Thursday, Feb. 27, 2003 | 10:13 a.m.

Rusty Wallace, driver of the Miller Lite Penske Racing Dodge Intrepid, is writ' ng a daily column exclusively for the Sun in conjunction with Sunday's UAW-Dai' lerChrysler 400 at Las Vegas Motor Speedway.

I'm real lucky to have a teammate like Ryan Newman on our Penkse Racing team. In addition to being a real nice guy, he's a heck of a racecar driver. Last year, Newman won a race, had a whole bunch of top-10 finishes and won the Rookie of the Year.

People have tried to give me credit for helping Ryan last season but the truth is, I probably learned more from Ryan than he learned from me, that's for sure. The big thing that I learned was the approach toward setting the car up that they do on the No. 12 Alltel team. They rely a lot on what he calls physics -- the normal physical things a car is supposed to do.

Ryan went to college at Purdue to be an engineer and he relies on his schooling a lot. It's all instrumentation now -- at all the test sessions, they look at the data and they set the car up 100 percent off what the data says. I'm more of a seat-of-the-pants guy; I've done this, I've done that, I've tried this spring, that spring -- that's how I came up with my setups in the past and it's won me a ton of races doing it that way.

But I've got to tell you, it's like a big switch flipped on last year watching Ryan and his team. Last year, the big supercomputer kicked in for a lot of us and I'm relying a lot more on what we're learning from our instrumentation, our wind-tunnel data and a lot of the data we receive from a lot of things. It's much more of a technology-driven sport now than it was in the past.

Someone asked me not long ago to compare my rookie season in 1984, when I won Rookie of the Year, to Ryan's rookie season.

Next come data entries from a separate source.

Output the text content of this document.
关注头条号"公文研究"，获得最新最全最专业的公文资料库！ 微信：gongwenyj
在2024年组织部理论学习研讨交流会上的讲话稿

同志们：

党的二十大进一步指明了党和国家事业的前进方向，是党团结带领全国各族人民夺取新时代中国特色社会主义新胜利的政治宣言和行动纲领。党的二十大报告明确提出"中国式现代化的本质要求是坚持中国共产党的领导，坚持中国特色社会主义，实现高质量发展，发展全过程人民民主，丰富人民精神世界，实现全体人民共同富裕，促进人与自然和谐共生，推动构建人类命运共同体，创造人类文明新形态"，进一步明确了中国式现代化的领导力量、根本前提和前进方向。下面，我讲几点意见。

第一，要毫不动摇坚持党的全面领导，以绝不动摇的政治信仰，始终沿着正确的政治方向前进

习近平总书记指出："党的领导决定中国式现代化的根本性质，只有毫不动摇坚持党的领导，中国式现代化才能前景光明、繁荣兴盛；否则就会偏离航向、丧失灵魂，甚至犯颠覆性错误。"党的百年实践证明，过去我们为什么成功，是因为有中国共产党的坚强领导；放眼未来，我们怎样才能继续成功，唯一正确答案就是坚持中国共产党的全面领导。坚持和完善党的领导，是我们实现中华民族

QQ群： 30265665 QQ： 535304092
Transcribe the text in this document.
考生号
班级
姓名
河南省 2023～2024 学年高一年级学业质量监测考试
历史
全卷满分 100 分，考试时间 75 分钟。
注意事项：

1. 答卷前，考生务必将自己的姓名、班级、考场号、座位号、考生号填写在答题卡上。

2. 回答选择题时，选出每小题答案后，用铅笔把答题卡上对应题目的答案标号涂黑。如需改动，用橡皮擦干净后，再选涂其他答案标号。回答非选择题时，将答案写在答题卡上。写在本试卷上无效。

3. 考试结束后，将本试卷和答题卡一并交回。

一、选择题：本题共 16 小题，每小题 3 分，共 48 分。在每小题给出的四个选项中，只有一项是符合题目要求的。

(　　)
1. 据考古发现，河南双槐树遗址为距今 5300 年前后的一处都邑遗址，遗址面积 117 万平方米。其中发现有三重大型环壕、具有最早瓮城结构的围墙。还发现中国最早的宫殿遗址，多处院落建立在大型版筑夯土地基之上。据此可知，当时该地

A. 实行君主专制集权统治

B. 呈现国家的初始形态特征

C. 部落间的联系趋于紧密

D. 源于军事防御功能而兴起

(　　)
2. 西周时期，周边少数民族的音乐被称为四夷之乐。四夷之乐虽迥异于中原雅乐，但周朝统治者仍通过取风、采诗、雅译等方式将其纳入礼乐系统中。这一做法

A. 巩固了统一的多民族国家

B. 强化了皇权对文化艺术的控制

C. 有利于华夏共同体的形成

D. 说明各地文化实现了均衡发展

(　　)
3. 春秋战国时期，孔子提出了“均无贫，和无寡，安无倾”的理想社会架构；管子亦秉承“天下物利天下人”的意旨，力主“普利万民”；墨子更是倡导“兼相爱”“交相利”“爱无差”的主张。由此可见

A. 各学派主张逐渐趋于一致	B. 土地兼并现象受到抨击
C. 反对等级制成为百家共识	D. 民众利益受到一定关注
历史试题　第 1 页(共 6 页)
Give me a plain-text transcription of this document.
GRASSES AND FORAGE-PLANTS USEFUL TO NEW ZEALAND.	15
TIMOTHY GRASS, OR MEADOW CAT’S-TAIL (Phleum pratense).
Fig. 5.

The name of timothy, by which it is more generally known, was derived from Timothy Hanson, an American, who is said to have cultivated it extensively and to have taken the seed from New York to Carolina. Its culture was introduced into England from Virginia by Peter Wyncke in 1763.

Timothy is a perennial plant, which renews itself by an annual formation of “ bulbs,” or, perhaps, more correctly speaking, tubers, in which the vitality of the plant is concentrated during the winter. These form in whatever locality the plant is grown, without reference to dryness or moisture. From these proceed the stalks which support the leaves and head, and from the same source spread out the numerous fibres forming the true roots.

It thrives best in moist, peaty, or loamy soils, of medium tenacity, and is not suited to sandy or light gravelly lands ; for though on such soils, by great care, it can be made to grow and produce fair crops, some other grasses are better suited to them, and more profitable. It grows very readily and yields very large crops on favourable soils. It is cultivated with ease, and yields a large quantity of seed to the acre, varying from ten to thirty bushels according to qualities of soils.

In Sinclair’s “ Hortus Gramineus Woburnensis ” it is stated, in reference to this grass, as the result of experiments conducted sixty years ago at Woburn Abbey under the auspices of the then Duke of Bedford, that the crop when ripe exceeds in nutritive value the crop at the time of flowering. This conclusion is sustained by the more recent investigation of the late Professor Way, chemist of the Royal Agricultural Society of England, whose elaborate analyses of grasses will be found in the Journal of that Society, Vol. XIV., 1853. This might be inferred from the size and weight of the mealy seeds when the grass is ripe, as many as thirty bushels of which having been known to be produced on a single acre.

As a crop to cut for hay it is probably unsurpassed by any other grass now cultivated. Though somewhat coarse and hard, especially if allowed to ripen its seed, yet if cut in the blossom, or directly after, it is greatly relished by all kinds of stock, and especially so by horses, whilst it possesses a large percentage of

Well, you can't compare them. First of all, I had a decent -- at best -- first year when I won the Rookie of the Year. I was literally a rookie; I was brand-new in that car. I didn't do any ARCA racing, I didn't do any Busch racing, I just got right into the Cup car right out of an ASA car and, trust me, that was a huge change. I hit just about everything out there; I had a lot of wrecks.

I had many great performances and many miserable performances. Ryan came right out of the batch running real good. I think we gave him equipment and trained him to get him ready for Winston Cup. We really did a lot of work preparing him for that first year by running him in some ARCA races, some Busch races and a few Cup races in 2001.

Nowadays, you just can't do it the way I did it. You've got to come out the box flying and you've got to come out of the box with a driver that you feel can win because these big sponsors that we've got on the cars expect immediate performance. The sponsor is the big difference because if the car doesn't perform, it's ridiculous for the sponsor to stay with the car with the money they're giving the teams these days.